It’s What You Do, Not What You Say
“Chuck” was a leader in a large call center operation. He was bright, tough-minded, and very strongly opinionated. He spoke with authority, and those working with him had no doubt that he would take action based on that authority. He also had a tendency to be somewhat lazy. It was not unusual to see Chuck reclined at his desk, feet up, reading The Wall Street Journal. Chuck met periodically with his leadership team, told them his expectations, and then verbally blasted those whose results were less than expected. The performance of Chuck’s team was pretty strong—for a while. Then, performance began to suffer. His team of leaders slowly but surely were either seeking positions elsewhere or were very busy trying to find ways to keep Chuck’s attention off them. Eventually, Chuck’s business results decreased significantly, and this ended in his being replaced.
“Mitch” replaced Chuck. Mitch was also bright and strongly opinionated. Like Chuck, Mitch told people exactly what he thought and expected. He regularly had informal “floor meetings” where he walked from area to area, brought small groups together, told them what he wanted for the organization, and gave time for them to ask questions and make suggestions.
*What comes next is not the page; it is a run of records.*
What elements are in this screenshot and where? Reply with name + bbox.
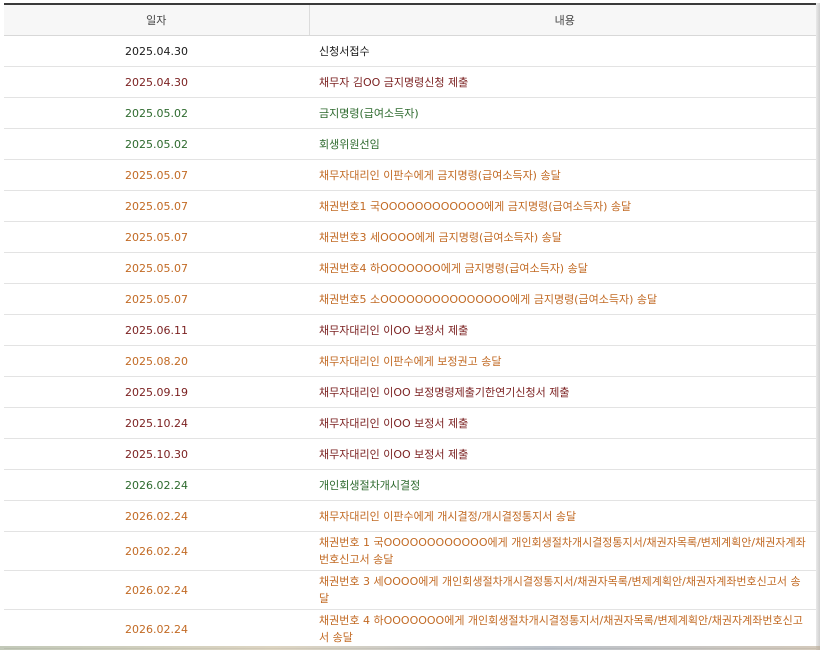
row-date: 2025.10.30 bbox=[4, 439, 309, 470]
row-date: 2025.06.11 bbox=[4, 315, 309, 346]
row-date: 2026.02.24 bbox=[4, 470, 309, 501]
row-content: 개인회생절차개시결정 bbox=[309, 470, 820, 501]
row-date: 2025.08.20 bbox=[4, 346, 309, 377]
row-content: 채무자대리인 이판수에게 보정권고 송달 bbox=[309, 346, 820, 377]
row-date: 2026.02.24 bbox=[4, 610, 309, 649]
row-content: 채무자대리인 이OO 보정서 제출 bbox=[309, 439, 820, 470]
row-date: 2025.04.30 bbox=[4, 36, 309, 67]
row-content: 금지명령(급여소득자) bbox=[309, 98, 820, 129]
row-date: 2025.04.30 bbox=[4, 67, 309, 98]
row-content: 채권번호5 소OOOOOOOOOOOOOOO에게 금지명령(급여소득자) 송달 bbox=[309, 284, 820, 315]
table-row: 2025.05.07채무자대리인 이판수에게 금지명령(급여소득자) 송달 bbox=[4, 160, 820, 191]
table-row: 2025.05.02회생위원선임 bbox=[4, 129, 820, 160]
row-content: 채무자 김OO 금지명령신청 제출 bbox=[309, 67, 820, 98]
row-content: 채무자대리인 이판수에게 개시결정/개시결정통지서 송달 bbox=[309, 501, 820, 532]
content-column-header: 내용 bbox=[309, 5, 820, 36]
row-date: 2025.05.02 bbox=[4, 98, 309, 129]
row-content: 채무자대리인 이OO 보정서 제출 bbox=[309, 408, 820, 439]
table-row: 2026.02.24채권번호 4 하OOOOOOO에게 개인회생절차개시결정통지… bbox=[4, 610, 820, 649]
date-column-header: 일자 bbox=[4, 5, 309, 36]
table-row: 2025.05.02금지명령(급여소득자) bbox=[4, 98, 820, 129]
row-date: 2026.02.24 bbox=[4, 532, 309, 571]
row-content: 채무자대리인 이판수에게 금지명령(급여소득자) 송달 bbox=[309, 160, 820, 191]
table-row: 2025.04.30채무자 김OO 금지명령신청 제출 bbox=[4, 67, 820, 98]
row-date: 2025.05.07 bbox=[4, 160, 309, 191]
table-header-row: 일자 내용 bbox=[4, 5, 820, 36]
row-date: 2025.09.19 bbox=[4, 377, 309, 408]
row-date: 2026.02.24 bbox=[4, 571, 309, 610]
table-row: 2025.08.20채무자대리인 이판수에게 보정권고 송달 bbox=[4, 346, 820, 377]
row-date: 2025.05.02 bbox=[4, 129, 309, 160]
case-progress-table: 일자 내용 2025.04.30신청서접수2025.04.30채무자 김OO 금… bbox=[4, 5, 820, 649]
row-date: 2025.05.07 bbox=[4, 284, 309, 315]
table-row: 2025.05.07채권번호3 세OOOO에게 금지명령(급여소득자) 송달 bbox=[4, 222, 820, 253]
row-content: 회생위원선임 bbox=[309, 129, 820, 160]
row-date: 2025.05.07 bbox=[4, 253, 309, 284]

He listened respectfully, considered others’ perspectives, and kept employees informed with information on his future plans. He didn’t attempt to make everyone happy—but he usually explained the reasons for his actions and for decisions he made. Mitch also demonstrated energy and passion for his job and the business. If he wasn’t out on the floor talking with people, he was meeting regularly with individual leaders to brainstorm ideas for improvement. Not surprisingly, it was fairly common to hear employees in the organization speak about the difference in leadership styles between Chuck and Mitch. Interestingly, the terms “say” and “do” were used to describe both leaders. Chuck was often referred to as “Mr. Do as I Say, Not as I Do.” The managers who reported to him often rolled their eyes when leaving conversations with Chuck, incredulous with how he spent his time reading the newspaper while at the same time verbally assaulting them for failing to give enough effort to achieve better results. Mitch, by contrast, was referred to as a leader who would not ask anyone to do anything he wasn’t willing to do first. Employees knew where both leaders stood on issues. They also learned that only one of the leaders, Mitch, was willing to stand in the same place he was asking others to stand. As a result, Mitch was able to gain employees’ willingness to accept and trust his direction.
The organization under Mitch’s leadership began to show more positive results. The business improved. The parent company decided to use this location as a testing ground for new products and processes. Think about it...Chuck and Mitch had the same degree of “position authority.” These two people held the same job with the same power within the position. The results were very different—but it wasn’t the power or authority of the role that made the difference! The difference was in how they behaved—and as a result, Mitch gained respect, whereas Chuck lost it.